Symmetric cipher reference
Symmetric ciphers use the same secret key to encrypt and decrypt. They are fast and used for bulk data: TLS records, disk encryption, file encryption and tokens. This reference compares AES, ChaCha20, 3DES, Blowfish and others by key size, block size, the recommended mode of operation, and current security status.
How it works
A block cipher (AES, 3DES) transforms fixed-size blocks; a stream cipher (ChaCha20) produces a keystream XORed with the plaintext. Security depends heavily on the mode of operation:
- AEAD modes (GCM, CCM, ChaCha20-Poly1305) encrypt and authenticate together — always prefer these.

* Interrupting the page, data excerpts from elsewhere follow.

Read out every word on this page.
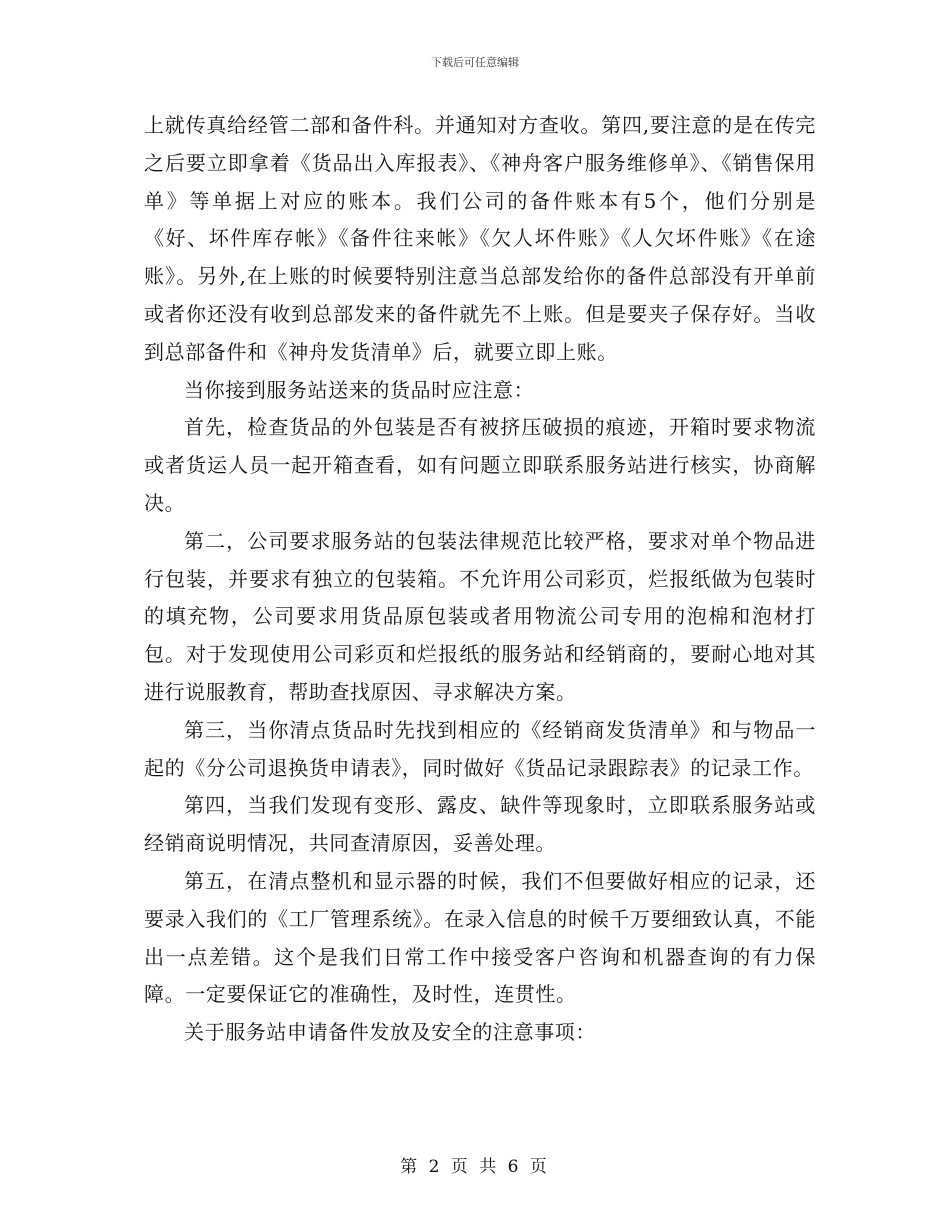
下载后可任意编辑

上就传真给经管二部和备件科。并通知对方查收。第四,要注意的是在传完之后要立即拿着《货品出入库报表》、《神舟客户服务维修单》、《销售保用单》等单据上对应的账本。我们公司的备件账本有5个，他们分别是《好、坏件库存帐》《备件往来帐》《欠人坏件账》《人欠坏件账》《在途账》。另外,在上账的时候要特别注意当总部发给你的备件总部没有开单前或者你还没有收到总部发来的备件就先不上账。但是要夹子保存好。当收到总部备件和《神舟发货清单》后，就要立即上账。

当你接到服务站送来的货品时应注意：

首先，检查货品的外包装是否有被挤压破损的痕迹，开箱时要求物流或者货运人员一起开箱查看，如有问题立即联系服务站进行核实，协商解决。

第二，公司要求服务站的包装法律规范比较严格，要求对单个物品进行包装，并要求有独立的包装箱。不允许用公司彩页，烂报纸做为包装时的填充物，公司要求用货品原包装或者用物流公司专用的泡棉和泡材打包。对于发现使用公司彩页和烂报纸的服务站和经销商的，要耐心地对其进行说服教育，帮助查找原因、寻求解决方案。

第三，当你清点货品时先找到相应的《经销商发货清单》和与物品一起的《分公司退换货申请表》，同时做好《货品记录跟踪表》的记录工作。

第四，当我们发现有变形、露皮、缺件等现象时，立即联系服务站或经销商说明情况，共同查清原因，妥善处理。

第五，在清点整机和显示器的时候，我们不但要做好相应的记录，还要录入我们的《工厂管理系统》。在录入信息的时候千万要细致认真，不能出一点差错。这个是我们日常工作中接受客户咨询和机器查询的有力保障。一定要保证它的准确性，及时性，连贯性。

关于服务站申请备件发放及安全的注意事项：

第 2 页 共 6 页
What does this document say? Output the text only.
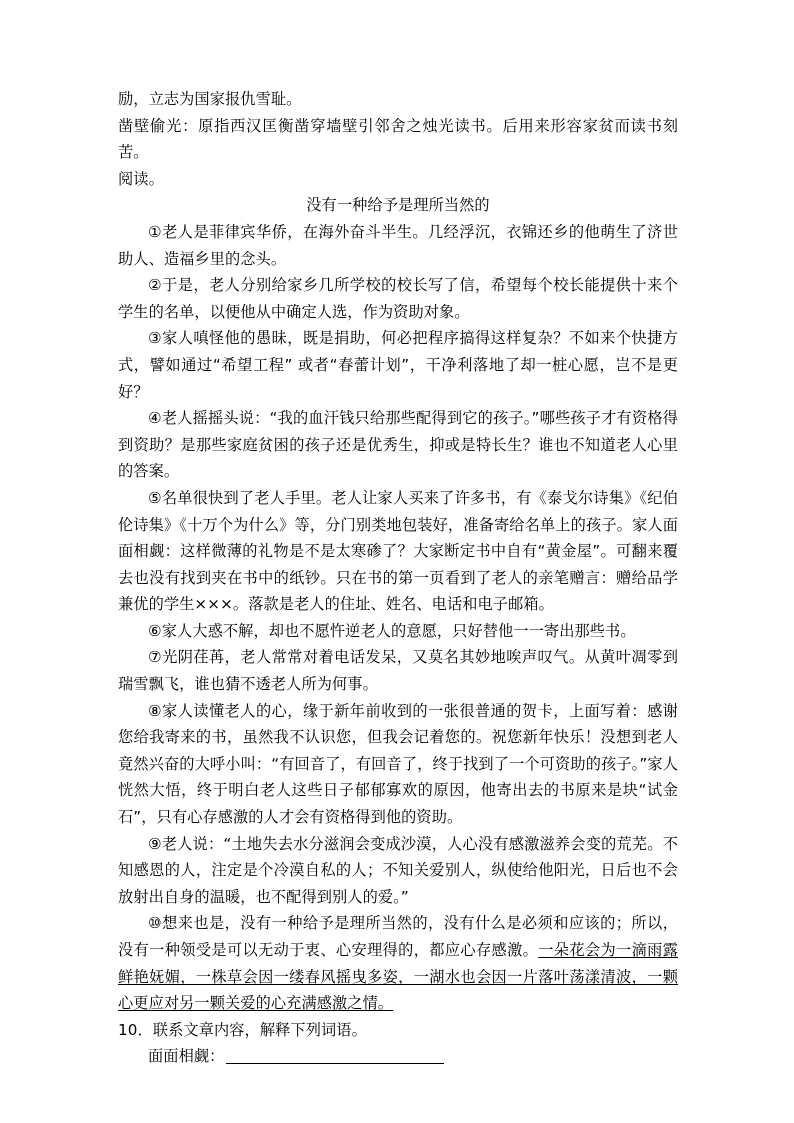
励，立志为国家报仇雪耻。

凿壁偷光：原指西汉匡衡凿穿墙壁引邻舍之烛光读书。后用来形容家贫而读书刻苦。

阅读。

没有一种给予是理所当然的

①老人是菲律宾华侨，在海外奋斗半生。几经浮沉，衣锦还乡的他萌生了济世助人、造福乡里的念头。

②于是，老人分别给家乡几所学校的校长写了信，希望每个校长能提供十来个学生的名单，以便他从中确定人选，作为资助对象。

③家人嗔怪他的愚昧，既是捐助，何必把程序搞得这样复杂？不如来个快捷方式，譬如通过“希望工程” 或者“春蕾计划”，干净利落地了却一桩心愿，岂不是更好？

④老人摇摇头说：“我的血汗钱只给那些配得到它的孩子。”哪些孩子才有资格得到资助？是那些家庭贫困的孩子还是优秀生，抑或是特长生？谁也不知道老人心里的答案。

⑤名单很快到了老人手里。老人让家人买来了许多书，有《泰戈尔诗集》《纪伯伦诗集》《十万个为什么》等，分门别类地包装好，准备寄给名单上的孩子。家人面面相觑：这样微薄的礼物是不是太寒碜了？大家断定书中自有“黄金屋”。可翻来覆去也没有找到夹在书中的纸钞。只在书的第一页看到了老人的亲笔赠言：赠给品学兼优的学生×××。落款是老人的住址、姓名、电话和电子邮箱。

⑥家人大惑不解，却也不愿忤逆老人的意愿，只好替他一一寄出那些书。

⑦光阴荏苒，老人常常对着电话发呆，又莫名其妙地唉声叹气。从黄叶凋零到瑞雪飘飞，谁也猜不透老人所为何事。

⑧家人读懂老人的心，缘于新年前收到的一张很普通的贺卡，上面写着：感谢您给我寄来的书，虽然我不认识您，但我会记着您的。祝您新年快乐！没想到老人竟然兴奋的大呼小叫：“有回音了，有回音了，终于找到了一个可资助的孩子。”家人恍然大悟，终于明白老人这些日子郁郁寡欢的原因，他寄出去的书原来是块“试金石”，只有心存感激的人才会有资格得到他的资助。

⑨老人说：“土地失去水分滋润会变成沙漠，人心没有感激滋养会变的荒芜。不知感恩的人，注定是个冷漠自私的人；不知关爱别人，纵使给他阳光，日后也不会放射出自身的温暖，也不配得到别人的爱。”

⑩想来也是，没有一种给予是理所当然的，没有什么是必须和应该的；所以，没有一种领受是可以无动于衷、心安理得的，都应心存感激。一朵花会为一滴雨露鲜艳妩媚，一株草会因一缕春风摇曳多姿，一湖水也会因一片落叶荡漾清波，一颗心更应对另一颗关爱的心充满感激之情。

10．联系文章内容，解释下列词语。

面面相觑：
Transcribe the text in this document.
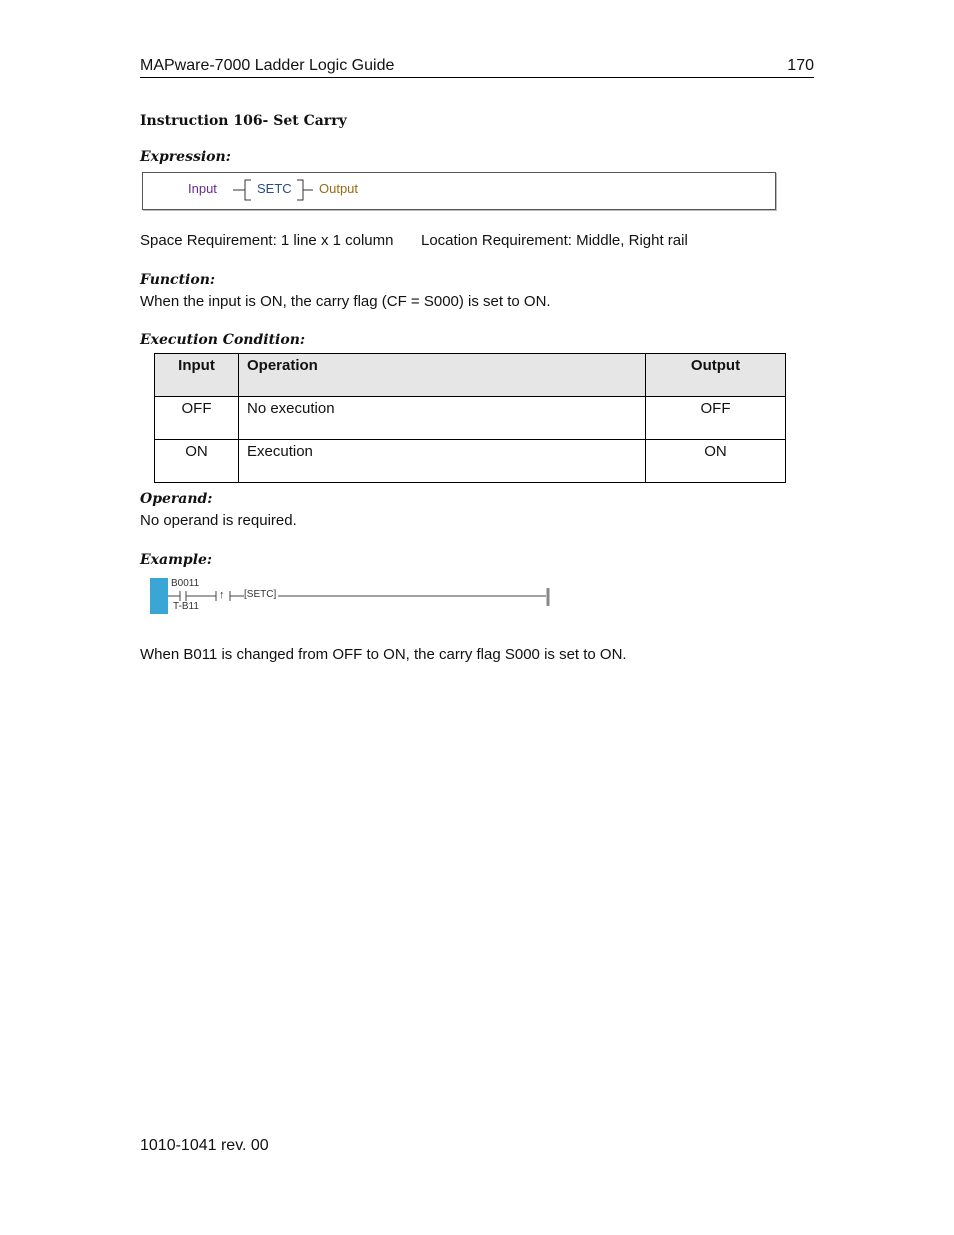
MAPware-7000 Ladder Logic Guide	170
Instruction 106- Set Carry
Expression:
Input	SETC Output
Space Requirement: 1 line x 1 column Location Requirement: Middle, Right rail
Function:
When the input is ON, the carry flag (CF = S000) is set to ON.
Execution Condition:
Input	Operation	Output
OFF	No execution	OFF
ON	Execution	ON
Operand:
No operand is required.
Example:
B0011
T-B11
↑ [SETC]
When B011 is changed from OFF to ON, the carry flag S000 is set to ON.
1010-1041 rev. 00
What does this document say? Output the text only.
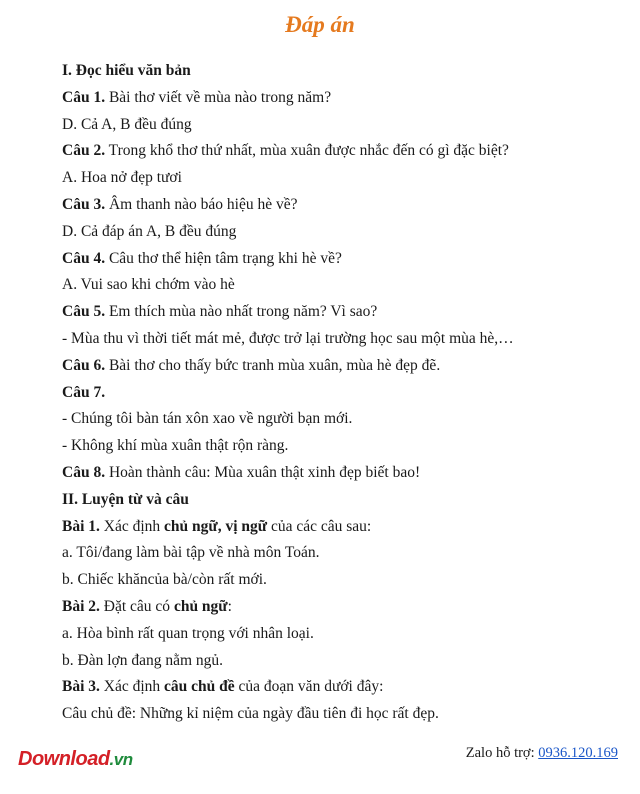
Đáp án
I. Đọc hiểu văn bản
Câu 1. Bài thơ viết về mùa nào trong năm?
D. Cả A, B đều đúng
Câu 2. Trong khổ thơ thứ nhất, mùa xuân được nhắc đến có gì đặc biệt?
A. Hoa nở đẹp tươi
Câu 3. Âm thanh nào báo hiệu hè về?
D. Cả đáp án A, B đều đúng
Câu 4. Câu thơ thể hiện tâm trạng khi hè về?
A. Vui sao khi chớm vào hè
Câu 5. Em thích mùa nào nhất trong năm? Vì sao?
- Mùa thu vì thời tiết mát mẻ, được trở lại trường học sau một mùa hè,…
Câu 6. Bài thơ cho thấy bức tranh mùa xuân, mùa hè đẹp đẽ.
Câu 7.
- Chúng tôi bàn tán xôn xao về người bạn mới.
- Không khí mùa xuân thật rộn ràng.
Câu 8. Hoàn thành câu: Mùa xuân thật xinh đẹp biết bao!
II. Luyện từ và câu
Bài 1. Xác định chủ ngữ, vị ngữ của các câu sau:
a. Tôi/đang làm bài tập về nhà môn Toán.
b. Chiếc khăncủa bà/còn rất mới.
Bài 2. Đặt câu có chủ ngữ:
a. Hòa bình rất quan trọng với nhân loại.
b. Đàn lợn đang nằm ngủ.
Bài 3. Xác định câu chủ đề của đoạn văn dưới đây:
Câu chủ đề: Những kỉ niệm của ngày đầu tiên đi học rất đẹp.
Download.vn	Zalo hỗ trợ: 0936.120.169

- CBC needs a separate MAC and a random IV, and is error-prone (padding-oracle attacks).
- CTR is parallelisable but needs an external MAC.
- ECB is insecure — it leaks plaintext patterns.
Each encryption needs a unique nonce/IV per key; reusing a GCM nonce is catastrophic and can reveal the authentication key.
Tips and notes
- Default to AES-256-GCM or ChaCha20-Poly1305 for new systems.
- Never reuse a nonce with the same key under GCM or CTR.
- Avoid 3DES, RC4 and Blowfish for new designs — they are deprecated or have small block sizes.
- Key size is not the whole story: a 256-bit key in ECB mode is still insecure because of the mode, not the key.